Alexandra Village Food Centre, Singapore

I recently spent two weeks in Singapore and discovered the joy of eating at the incredibly cheap hawker markets, which sold every variety of Asian cuisine known to man. Upon my return to England, I was determined to recreate some of my favourite dishes. Some, of course, are almost impossible to make here, as many ingredients aren’t available in the UK. However, I asked my Singaporean friends for some help in creating the following recipes, and have substituted in more readily-available ingredients. Having said that, you may want to visit Newcastle’s Chinatown for a shopping trip at some point for a more authentic experience.

Curry Laksa

Serves 6, so make this when you have friends round. It requires quite a few ingredients, so you might want to ask your friends to bring some of them round to even out the cost. Alternatively, Laksa freezes well, so you can save some for when you come home on a cold winter night and don’t want to spend time cooking.
You can, of course, change the number of chillies in this recipe depending on how much spice you can handle.
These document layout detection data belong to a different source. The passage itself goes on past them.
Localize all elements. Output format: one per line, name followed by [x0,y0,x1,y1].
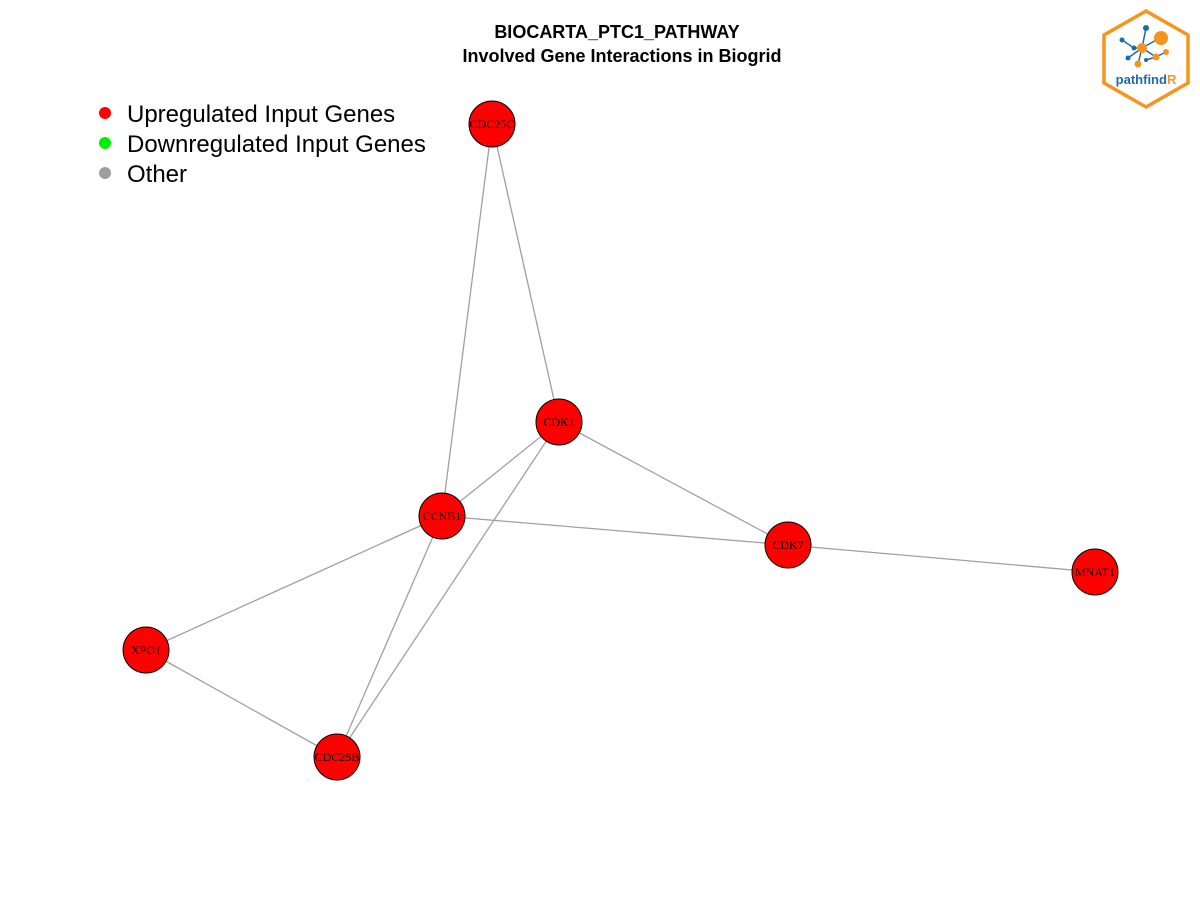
node-label-cdc25b: CDC25B [315,750,360,764]
node-xpo1: XPO1 [122,626,170,674]
legend-item-other: Other [99,161,187,188]
edge-cdk7-mnat1 [787,544,1096,573]
node-label-mnat1: MNAT1 [1075,565,1115,579]
node-mnat1: MNAT1 [1071,548,1119,596]
node-label-cdk1: CDK1 [543,415,574,429]
legend-label-downregulated: Downregulated Input Genes [127,131,426,158]
legend-swatch-downregulated [99,137,111,149]
node-ccnb1: CCNB1 [418,492,466,540]
node-cdc25b: CDC25B [313,733,361,781]
edge-cdk1-cdk7 [558,421,789,546]
node-cdk7: CDK7 [764,521,812,569]
node-circle-ccnb1 [418,492,466,540]
legend-swatch-upregulated [99,107,111,119]
legend-label-other: Other [127,161,187,188]
node-cdc25c: CDC25C [468,100,516,148]
node-circle-cdc25b [313,733,361,781]
node-circle-xpo1 [122,626,170,674]
edge-cdc25c-ccnb1 [441,123,493,517]
edge-cdk1-cdc25b [336,421,560,758]
edge-cdk1-ccnb1 [441,421,560,517]
legend-item-downregulated: Downregulated Input Genes [99,131,426,158]
logo-network-icon [1119,25,1169,68]
edge-ccnb1-xpo1 [145,515,443,651]
legend-label-upregulated: Upregulated Input Genes [127,101,395,128]
edges [145,123,1096,758]
node-circle-cdk7 [764,521,812,569]
node-cdk1: CDK1 [535,398,583,446]
node-label-cdk7: CDK7 [772,538,803,552]
node-label-xpo1: XPO1 [131,643,161,657]
edge-cdc25c-cdk1 [491,123,560,423]
legend-item-upregulated: Upregulated Input Genes [99,101,395,128]
legend-swatch-other [99,167,111,179]
node-circle-cdk1 [535,398,583,446]
edge-ccnb1-cdc25b [336,515,443,758]
chart-title: BIOCARTA_PTC1_PATHWAY [494,22,739,42]
pathfindr-logo: pathfindR [1102,8,1190,110]
edge-xpo1-cdc25b [145,649,338,758]
node-circle-cdc25c [468,100,516,148]
node-label-ccnb1: CCNB1 [423,509,462,523]
node-circle-mnat1 [1071,548,1119,596]
nodes: CDC25C CDK1 CCNB1 CDK7 MNAT1 XPO1 CDC25B [122,100,1119,781]
logo-wordmark: pathfindR [1116,72,1177,87]
legend: Upregulated Input Genes Downregulated In… [99,101,426,188]
node-label-cdc25c: CDC25C [470,117,515,131]
chart-subtitle: Involved Gene Interactions in Biogrid [462,46,781,66]
edge-ccnb1-cdk7 [441,515,789,546]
If you cannot find fish sauce, just add a couple of extra teaspoons of salt instead.


For the paste:
• 6 shallots
• 3 dried chillies (soaked in hot water to soften)
• 1 stalk lemongrass
• 1 ½ inches ginger
• 50g curry powder
• 1tsp. fish sauce
• 4 cloves garlic
• 2 tbsp. cumin seeds
• 2 tbsp. turmeric powder

For the rest:

• 80ml. vegetable oil
• 20 raw king prawns (or 250g shrimp)
• 6 tsp. brown sugar
• 4 tsp. salt
• 400ml. can coconut milk
• 12 fried tofu sponges
• 300g beansprouts
• juice of 1 lime
• 500g noodles

Cooking instructions:
1. Blend all the paste ingredients with 40ml water until smooth.
2. Heat the vegetable oil in a large pot over a medium heat. Stir fry the paste for five minutes before adding the prawns.
3. Pour in 1.4 litres of water, then add the salt, sugar, and coconut milk. Combine well, then cover. Bring to the boil, then turn down the heat and allow to simmer for 15 minutes.
4. Reduce the heat again to medium-low and add the tofu, beansprouts, and lime juice. Cook for 2 minutes.
5. Meanwhile, blanch the noodles in boiling water for 2 minutes and drain.
6. Transfer the noodles into bowls, pour over the curry, and serve.

Dry Beef Hor Fun

Serves 2. This is a simple, delicious dish and shouldn’t take too long to cook.


For the beef seasoning:
• 2 tsp. soy sauce
• 1 tsp. sugar
• 1 tsp. flour
• 2 tbsp. fish sauce
• 1 tsp. sesame oil
• 1 tbsp. vegetable oil

For the rest:
• 250g beef
• 300g rice noodles
• 6 tbsp. vegetable oil
• ½ onion
• 5 slices ginger
• 3 cloves garlic
• 500g beansprouts
• 2 stalks spring onion

Cooking instructions:
1. Slice the beef thinly and mix with all the seasoning ingredients. Leave to marinade for 20 minutes.
2. Separate the rice noodles with your fingers, so that they do not stick together.
3. Heat a wok or frying pan until it smokes, then add 2 tbsp. oil to coat the pan.
4. Add the marinated beef slices, and fry for about a minute each side.
5. Remove the beef and set aside.
6. Add 2 more tbsp. oil to the pan, then add the onion, ginger, and garlic.
7. Stir fry for 30 seconds, before adding the beansprouts and frying for another 30 seconds.
8. Add the rice noodles, beef and spring onion, and a little more soy sauce if it needs it.
9. Remove from the heat and serve immediately.

Sago Pudding

Makes 4. Adding mango puree or some other exotic fruit when the pudding has set makes this great recipe into a fantastic one. The pudding itself isn’t actually sweet; that depends on the amount of sugar syrup you pour on top, so really this recipe is quite customisable. The tapioca pearls are available from the Golden Pearl shop on North Road.

• 1.5 litres water
• 200g white tapioca pearls
• 300ml can coconut milk
• ½ tsp. salt
• 300g palm/brown sugar
• 3tbsp. water

Cooking instructions:
1. Bring the water to boiling point in a saucepan, then add the tapioca. Cook on a medium high heat until it turns translucent.
2. Drain and rinse the tapioca under running water to remove any excess starch.
3. In small bowls or a muffin tin, mould the tapioca, and store in the fridge for 2 hours until it is firm to the touch.
4. Boil the coconut milk with the salt and then set aside to cool.
5. Melt the brown sugar in 3 tbsp. water in a small saucepan at a low medium heat, then set aside to cool.
6. When the pudding is ready, pour over the coconut milk and sugar syrup, and serve immediately.